Na skrzyżowaniu ulic Krasickiego i Postępu w Nowej Woli, obsługiwanego sygnalizacją świetlną z czujnikiem natężenia ruchu, już od dłuższego czasu w godzinach szczytu tworzy się korek.
Od poniedziałku do piątku ok. godziny 8.00 rano tworzy się w tym miejscu kilkukilometrowy korek, sięgający czasem nawet szkoły w Nowej Iwicznej. Za to od strony Lesznowoli na ul. Krasickiego i Postępu ruch odbywa się płynnie. Dzieje się pomimo faktu, że na sygnalizacji świetlnej zainstalowany jest czujnik natężenia ruchu, który teoretycznie powinien zapewniać jego płynność. Dodatkowo w trakcie opadów deszczu często sygnalizacja w ogóle nie działa.

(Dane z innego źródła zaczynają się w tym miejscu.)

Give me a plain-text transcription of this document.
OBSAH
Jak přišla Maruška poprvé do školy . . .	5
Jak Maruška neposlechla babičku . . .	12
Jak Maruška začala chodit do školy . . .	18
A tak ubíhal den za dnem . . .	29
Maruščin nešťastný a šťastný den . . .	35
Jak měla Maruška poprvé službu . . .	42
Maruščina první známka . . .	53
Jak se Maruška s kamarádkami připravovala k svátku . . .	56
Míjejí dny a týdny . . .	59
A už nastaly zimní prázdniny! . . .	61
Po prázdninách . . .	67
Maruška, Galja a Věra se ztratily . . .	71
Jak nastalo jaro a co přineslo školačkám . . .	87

– Gdyby na całym skrzyżowaniu sytuacja była taka sama, to nie miałbym pretensji, ale dlaczego od dwóch stron ruch idzie zupełnie płynnie a my od Nowej Iwicznej stoimy w kilkukilometrowym korku? Spieszymy się do pracy i żeby zawieźć dzieci do szkoły, a obecnie musimy wyjeżdżać z domu 20 minut wcześniej żeby zdążyć. A przecież to teren wiejski, nie Warszawa – skarży się pan Rafał, mieszkaniec pobliskich osiedli.

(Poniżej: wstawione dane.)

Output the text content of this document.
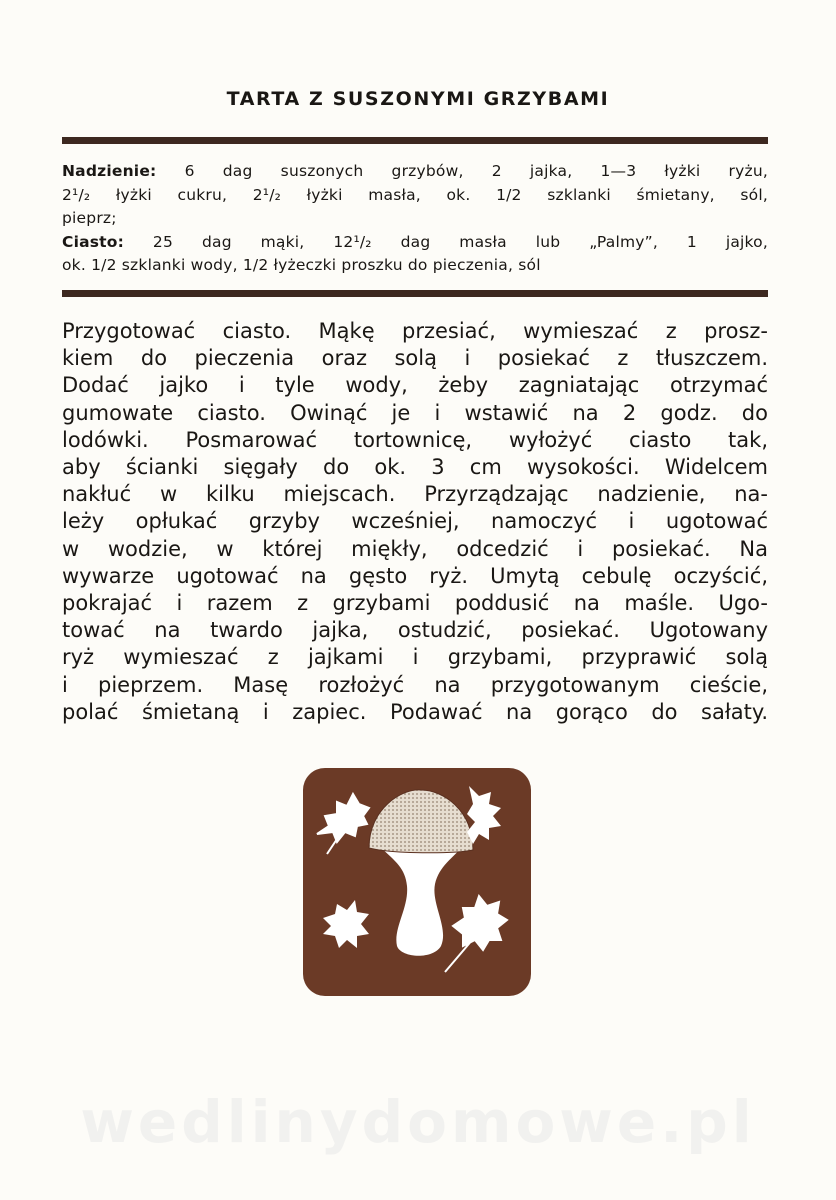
TARTA Z SUSZONYMI GRZYBAMI
Nadzienie: 6 dag suszonych grzybów, 2 jajka, 1—3 łyżki ryżu,
2¹/₂ łyżki cukru, 2¹/₂ łyżki masła, ok. 1/2 szklanki śmietany, sól,
pieprz;
Ciasto: 25 dag mąki, 12¹/₂ dag masła lub „Palmy”, 1 jajko,
ok. 1/2 szklanki wody, 1/2 łyżeczki proszku do pieczenia, sól
Przygotować ciasto. Mąkę przesiać, wymieszać z prosz-
kiem do pieczenia oraz solą i posiekać z tłuszczem.
Dodać jajko i tyle wody, żeby zagniatając otrzymać
gumowate ciasto. Owinąć je i wstawić na 2 godz. do
lodówki. Posmarować tortownicę, wyłożyć ciasto tak,
aby ścianki sięgały do ok. 3 cm wysokości. Widelcem
nakłuć w kilku miejscach. Przyrządzając nadzienie, na-
leży opłukać grzyby wcześniej, namoczyć i ugotować
w wodzie, w której miękły, odcedzić i posiekać. Na
wywarze ugotować na gęsto ryż. Umytą cebulę oczyścić,
pokrajać i razem z grzybami poddusić na maśle. Ugo-
tować na twardo jajka, ostudzić, posiekać. Ugotowany
ryż wymieszać z jajkami i grzybami, przyprawić solą
i pieprzem. Masę rozłożyć na przygotowanym cieście,
polać śmietaną i zapiec. Podawać na gorąco do sałaty.
wedlinydomowe.pl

Cała ta sytuacja oznacza także problemy dla kierowców z dróg dojazdowych do ul. Krasickiego, np. z Kieleckiej, Cisowej czy Modrzewiowej, którzy muszą czekać, aż któryś z życzliwych kierowców wpuści ich samochód.
W efekcie do starostwa wpłynęły wnioski od kierowców, radnego Marcina Kani i Stowarzyszenia Mieszkańców Zgorzały o rozwiązanie problemu.
Co na to starostwo?
– 05.10.17 r. zostały przeprowadzone pomiary ruchu na powyższym skrzyżowaniu, a w dniu 11.10.2017 r. wprowadzono zmiany w programie sygnalizacji polegające na wydłużeniu sygnału zielonego na wszystkich wlotach. Spowodowało to skrócenie oczekiwania na przejazd przez skrzyżowanie – informuje Grzegorz Wójcik z Wydziału Inwestycji, Remontów i Drogownictwa Starostwa Powiatowego w Piasecznie.
Jednak okazało się, że problem wrócił i kierowcy znowu narzekają na powstający korek. Jednocześnie zapowiadają, że tematu nie odpuszczą i już szykują kolejne pisma do starostwa z prośbą o interwencję.